I’ve made a few posts around Reddit about this subject but I just want to discuss it with like-minded people. When we talk about women‘s rights I see us expressing that we don’t want our rights “taken away” or the idea that they were “given” to us by men and it’s always niggled at me because that means our rights aren‘t inherent to us. Don’t get me wrong, I’ve used the same language myself. When we frame it like this I think we’re doing ourselves a disservice. I notice that misogynistic men seem to be really hung-up on the idea that they gave us our rights because that gives them power over us. So here’s where I‘m at:

I believe our rights are inherent and can’t be given or taken away, only suppressed. We need to stop thinking of them as something that men gave us because they did not. Nor are they something we took from them. They are something we forced them to recognize just as they recognize their own.

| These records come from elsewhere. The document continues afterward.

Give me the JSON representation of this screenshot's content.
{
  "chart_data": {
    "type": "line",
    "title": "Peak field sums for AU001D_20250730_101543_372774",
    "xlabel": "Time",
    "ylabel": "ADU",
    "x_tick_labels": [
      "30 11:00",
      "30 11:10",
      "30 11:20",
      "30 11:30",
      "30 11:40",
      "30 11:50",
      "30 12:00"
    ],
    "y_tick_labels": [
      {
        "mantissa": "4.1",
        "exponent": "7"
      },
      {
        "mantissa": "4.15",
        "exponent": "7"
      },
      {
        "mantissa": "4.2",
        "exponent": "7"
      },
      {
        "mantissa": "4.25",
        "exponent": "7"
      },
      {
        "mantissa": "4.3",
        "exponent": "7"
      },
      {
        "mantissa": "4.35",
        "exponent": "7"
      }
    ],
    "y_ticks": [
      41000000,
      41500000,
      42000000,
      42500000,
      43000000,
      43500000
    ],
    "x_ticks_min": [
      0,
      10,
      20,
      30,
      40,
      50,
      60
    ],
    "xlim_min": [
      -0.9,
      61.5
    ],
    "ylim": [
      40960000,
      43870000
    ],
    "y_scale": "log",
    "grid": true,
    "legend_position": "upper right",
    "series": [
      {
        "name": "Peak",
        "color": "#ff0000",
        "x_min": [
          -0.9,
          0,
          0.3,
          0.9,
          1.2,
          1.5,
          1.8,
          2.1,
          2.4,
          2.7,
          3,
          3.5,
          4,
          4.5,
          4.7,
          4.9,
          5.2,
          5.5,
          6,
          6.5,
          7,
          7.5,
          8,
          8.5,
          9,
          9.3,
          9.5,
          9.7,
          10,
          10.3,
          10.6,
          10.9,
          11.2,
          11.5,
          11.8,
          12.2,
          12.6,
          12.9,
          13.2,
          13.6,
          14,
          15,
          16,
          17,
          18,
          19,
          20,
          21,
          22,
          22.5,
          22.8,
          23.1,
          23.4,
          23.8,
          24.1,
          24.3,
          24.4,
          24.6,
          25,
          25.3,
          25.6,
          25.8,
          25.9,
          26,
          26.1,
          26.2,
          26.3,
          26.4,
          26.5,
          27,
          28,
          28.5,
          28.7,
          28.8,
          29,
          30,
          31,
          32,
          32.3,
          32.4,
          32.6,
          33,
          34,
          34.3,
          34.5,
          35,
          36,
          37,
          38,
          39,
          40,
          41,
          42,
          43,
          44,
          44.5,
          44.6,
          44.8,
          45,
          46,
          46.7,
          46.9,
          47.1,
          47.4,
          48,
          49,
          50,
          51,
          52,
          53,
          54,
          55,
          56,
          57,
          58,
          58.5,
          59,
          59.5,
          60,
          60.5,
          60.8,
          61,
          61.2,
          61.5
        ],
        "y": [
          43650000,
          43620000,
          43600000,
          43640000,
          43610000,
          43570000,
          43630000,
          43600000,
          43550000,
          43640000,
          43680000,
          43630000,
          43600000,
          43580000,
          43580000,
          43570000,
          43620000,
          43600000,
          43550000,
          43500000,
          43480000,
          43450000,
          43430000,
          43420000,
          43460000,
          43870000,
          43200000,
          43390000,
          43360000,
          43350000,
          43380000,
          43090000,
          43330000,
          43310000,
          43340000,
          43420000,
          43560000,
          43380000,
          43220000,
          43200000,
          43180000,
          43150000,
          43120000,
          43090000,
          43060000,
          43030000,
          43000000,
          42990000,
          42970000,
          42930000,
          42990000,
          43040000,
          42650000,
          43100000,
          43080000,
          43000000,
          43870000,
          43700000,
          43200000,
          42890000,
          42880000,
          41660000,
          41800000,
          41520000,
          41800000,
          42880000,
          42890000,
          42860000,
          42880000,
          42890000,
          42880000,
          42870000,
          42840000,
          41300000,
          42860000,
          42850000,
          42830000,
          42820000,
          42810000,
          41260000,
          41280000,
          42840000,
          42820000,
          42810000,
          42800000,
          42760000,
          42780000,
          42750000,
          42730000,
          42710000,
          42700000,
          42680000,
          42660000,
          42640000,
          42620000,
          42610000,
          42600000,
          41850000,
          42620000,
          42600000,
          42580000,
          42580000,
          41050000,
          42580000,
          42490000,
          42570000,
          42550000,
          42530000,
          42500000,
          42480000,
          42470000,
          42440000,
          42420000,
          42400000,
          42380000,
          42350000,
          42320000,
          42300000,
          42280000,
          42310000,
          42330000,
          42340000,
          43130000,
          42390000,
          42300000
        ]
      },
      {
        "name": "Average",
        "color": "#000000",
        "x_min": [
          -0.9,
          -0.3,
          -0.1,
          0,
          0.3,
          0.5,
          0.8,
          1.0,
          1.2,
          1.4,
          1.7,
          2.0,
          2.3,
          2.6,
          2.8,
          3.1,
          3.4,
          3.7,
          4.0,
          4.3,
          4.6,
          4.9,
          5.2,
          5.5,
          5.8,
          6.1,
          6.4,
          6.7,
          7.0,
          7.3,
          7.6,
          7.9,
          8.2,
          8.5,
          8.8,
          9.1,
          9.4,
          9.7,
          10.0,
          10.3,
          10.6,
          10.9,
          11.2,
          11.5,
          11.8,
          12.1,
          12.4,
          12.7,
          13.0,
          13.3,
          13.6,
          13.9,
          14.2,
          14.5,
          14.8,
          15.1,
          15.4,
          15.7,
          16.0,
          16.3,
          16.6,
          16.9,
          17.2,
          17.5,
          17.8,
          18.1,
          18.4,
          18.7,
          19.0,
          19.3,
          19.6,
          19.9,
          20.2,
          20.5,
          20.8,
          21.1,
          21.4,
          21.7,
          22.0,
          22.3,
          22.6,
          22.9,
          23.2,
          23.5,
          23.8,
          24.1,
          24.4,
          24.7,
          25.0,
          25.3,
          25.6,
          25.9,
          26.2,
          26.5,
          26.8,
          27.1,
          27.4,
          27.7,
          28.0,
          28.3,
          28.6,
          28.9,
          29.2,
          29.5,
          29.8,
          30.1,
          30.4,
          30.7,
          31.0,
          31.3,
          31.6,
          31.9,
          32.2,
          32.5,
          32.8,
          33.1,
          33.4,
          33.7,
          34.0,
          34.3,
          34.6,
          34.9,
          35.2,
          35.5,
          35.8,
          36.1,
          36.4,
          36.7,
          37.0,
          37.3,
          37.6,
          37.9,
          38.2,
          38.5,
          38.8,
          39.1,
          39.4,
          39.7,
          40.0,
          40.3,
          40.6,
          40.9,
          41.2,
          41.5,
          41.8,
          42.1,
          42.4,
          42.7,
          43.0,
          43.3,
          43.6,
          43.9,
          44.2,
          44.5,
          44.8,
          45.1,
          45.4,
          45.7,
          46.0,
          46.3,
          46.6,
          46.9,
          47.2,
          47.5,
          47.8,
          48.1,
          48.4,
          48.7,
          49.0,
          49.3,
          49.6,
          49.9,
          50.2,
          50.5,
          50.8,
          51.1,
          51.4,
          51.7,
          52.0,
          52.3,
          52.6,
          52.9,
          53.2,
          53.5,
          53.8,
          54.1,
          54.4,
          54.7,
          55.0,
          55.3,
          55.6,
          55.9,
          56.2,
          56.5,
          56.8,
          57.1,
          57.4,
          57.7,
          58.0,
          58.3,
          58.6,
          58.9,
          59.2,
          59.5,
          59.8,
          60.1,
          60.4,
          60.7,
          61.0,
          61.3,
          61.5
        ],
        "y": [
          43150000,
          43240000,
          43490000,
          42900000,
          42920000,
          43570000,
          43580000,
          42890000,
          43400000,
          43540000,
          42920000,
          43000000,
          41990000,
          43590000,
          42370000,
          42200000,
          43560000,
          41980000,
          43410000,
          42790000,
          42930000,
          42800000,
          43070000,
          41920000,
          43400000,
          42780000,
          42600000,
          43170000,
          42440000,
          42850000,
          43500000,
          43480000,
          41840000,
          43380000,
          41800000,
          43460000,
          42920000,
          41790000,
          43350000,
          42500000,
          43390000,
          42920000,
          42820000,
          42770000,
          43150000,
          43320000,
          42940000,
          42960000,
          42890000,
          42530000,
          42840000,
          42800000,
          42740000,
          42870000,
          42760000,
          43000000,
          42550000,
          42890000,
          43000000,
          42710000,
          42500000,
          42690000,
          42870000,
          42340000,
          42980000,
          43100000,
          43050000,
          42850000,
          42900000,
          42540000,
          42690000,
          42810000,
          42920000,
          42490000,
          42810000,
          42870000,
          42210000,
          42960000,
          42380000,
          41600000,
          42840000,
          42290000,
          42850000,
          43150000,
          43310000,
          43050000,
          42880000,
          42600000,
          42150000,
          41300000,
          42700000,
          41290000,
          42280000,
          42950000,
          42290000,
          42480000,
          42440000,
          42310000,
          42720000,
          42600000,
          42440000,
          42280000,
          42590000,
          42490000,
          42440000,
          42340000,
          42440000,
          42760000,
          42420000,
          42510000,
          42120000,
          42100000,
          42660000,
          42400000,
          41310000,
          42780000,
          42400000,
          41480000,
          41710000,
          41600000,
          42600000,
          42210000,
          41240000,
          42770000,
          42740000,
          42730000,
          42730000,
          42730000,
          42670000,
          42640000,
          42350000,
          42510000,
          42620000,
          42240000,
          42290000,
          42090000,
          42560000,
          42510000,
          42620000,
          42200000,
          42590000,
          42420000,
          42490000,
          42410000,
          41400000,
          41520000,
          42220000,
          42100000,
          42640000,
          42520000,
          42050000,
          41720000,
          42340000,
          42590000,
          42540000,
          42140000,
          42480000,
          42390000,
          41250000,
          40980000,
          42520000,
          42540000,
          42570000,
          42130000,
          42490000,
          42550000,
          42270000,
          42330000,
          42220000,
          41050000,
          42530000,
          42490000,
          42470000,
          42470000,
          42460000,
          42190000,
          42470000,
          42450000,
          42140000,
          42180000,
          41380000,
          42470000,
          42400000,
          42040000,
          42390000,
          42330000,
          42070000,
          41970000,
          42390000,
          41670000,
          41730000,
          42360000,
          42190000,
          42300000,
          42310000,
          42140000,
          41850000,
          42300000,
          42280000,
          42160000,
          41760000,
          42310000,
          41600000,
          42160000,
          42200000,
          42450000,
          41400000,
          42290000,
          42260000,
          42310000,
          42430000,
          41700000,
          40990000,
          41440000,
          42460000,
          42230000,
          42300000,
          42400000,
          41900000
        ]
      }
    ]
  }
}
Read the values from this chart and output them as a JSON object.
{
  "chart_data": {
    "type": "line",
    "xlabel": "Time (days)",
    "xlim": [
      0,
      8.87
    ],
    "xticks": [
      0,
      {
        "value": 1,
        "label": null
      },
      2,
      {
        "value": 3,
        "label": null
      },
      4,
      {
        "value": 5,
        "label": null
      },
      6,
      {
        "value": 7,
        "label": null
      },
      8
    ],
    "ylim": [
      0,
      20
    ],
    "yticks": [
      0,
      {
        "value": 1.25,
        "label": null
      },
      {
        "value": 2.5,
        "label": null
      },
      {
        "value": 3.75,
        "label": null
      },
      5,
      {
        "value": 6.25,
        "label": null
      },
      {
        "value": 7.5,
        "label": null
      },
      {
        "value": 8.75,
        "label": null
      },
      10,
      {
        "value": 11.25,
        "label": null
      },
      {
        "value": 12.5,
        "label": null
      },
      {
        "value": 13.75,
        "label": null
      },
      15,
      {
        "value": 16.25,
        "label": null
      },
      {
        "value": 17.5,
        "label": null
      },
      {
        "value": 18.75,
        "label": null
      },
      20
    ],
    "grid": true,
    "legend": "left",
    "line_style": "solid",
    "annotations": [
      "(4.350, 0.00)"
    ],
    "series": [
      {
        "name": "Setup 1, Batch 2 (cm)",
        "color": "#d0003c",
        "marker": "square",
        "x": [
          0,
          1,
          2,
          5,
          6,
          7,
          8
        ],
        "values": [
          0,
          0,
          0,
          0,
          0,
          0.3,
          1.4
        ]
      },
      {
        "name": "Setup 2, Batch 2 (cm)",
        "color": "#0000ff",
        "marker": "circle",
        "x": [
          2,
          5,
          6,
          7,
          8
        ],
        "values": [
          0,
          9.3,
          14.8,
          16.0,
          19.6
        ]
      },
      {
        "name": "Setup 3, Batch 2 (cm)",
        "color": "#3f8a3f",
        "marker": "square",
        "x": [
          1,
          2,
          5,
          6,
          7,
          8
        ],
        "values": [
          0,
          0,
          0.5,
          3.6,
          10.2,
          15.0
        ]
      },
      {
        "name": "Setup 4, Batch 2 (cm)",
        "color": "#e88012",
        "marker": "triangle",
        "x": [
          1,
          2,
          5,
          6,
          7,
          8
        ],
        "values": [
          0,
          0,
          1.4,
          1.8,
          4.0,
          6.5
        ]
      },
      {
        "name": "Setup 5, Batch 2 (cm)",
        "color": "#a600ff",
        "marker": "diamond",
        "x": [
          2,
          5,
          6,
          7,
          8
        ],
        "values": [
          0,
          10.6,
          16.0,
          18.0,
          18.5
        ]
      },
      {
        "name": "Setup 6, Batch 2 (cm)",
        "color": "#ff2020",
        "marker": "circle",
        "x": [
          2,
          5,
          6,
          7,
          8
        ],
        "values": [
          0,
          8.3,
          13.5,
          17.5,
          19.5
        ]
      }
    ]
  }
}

They never question where their own rights come from or if they do they assume they are god-given or inherent to themselves as humans. Perhaps they believe they are granted by government, but even by that view, their rights are no more superior than my own. Many of them will just argue that might makes right and that their ability to suppress makes them the granter of rights but it only makes them an oppressor. It doesn’t take anything from me but suppresses what is already there. Whatever perspective they take, I view my rights as valid or inherent as theirs.

There’s this expectation that women should be grateful towards our oppressors for deigning to give us rights when we were the ones that fought so hard to end our oppression. They do not get credit for our victories. I’ve had men get angry at me for pointing this stuff out and question what I will do when they take my rights away as if they’re not already trying to do that. My answer is always to fight and protest like I do now. 

I’d like to see us start talking and thinking about our rights as something that is part of us and not something that can be given or taken from us, only suppressed. We give men too much power and credit we view them any other way.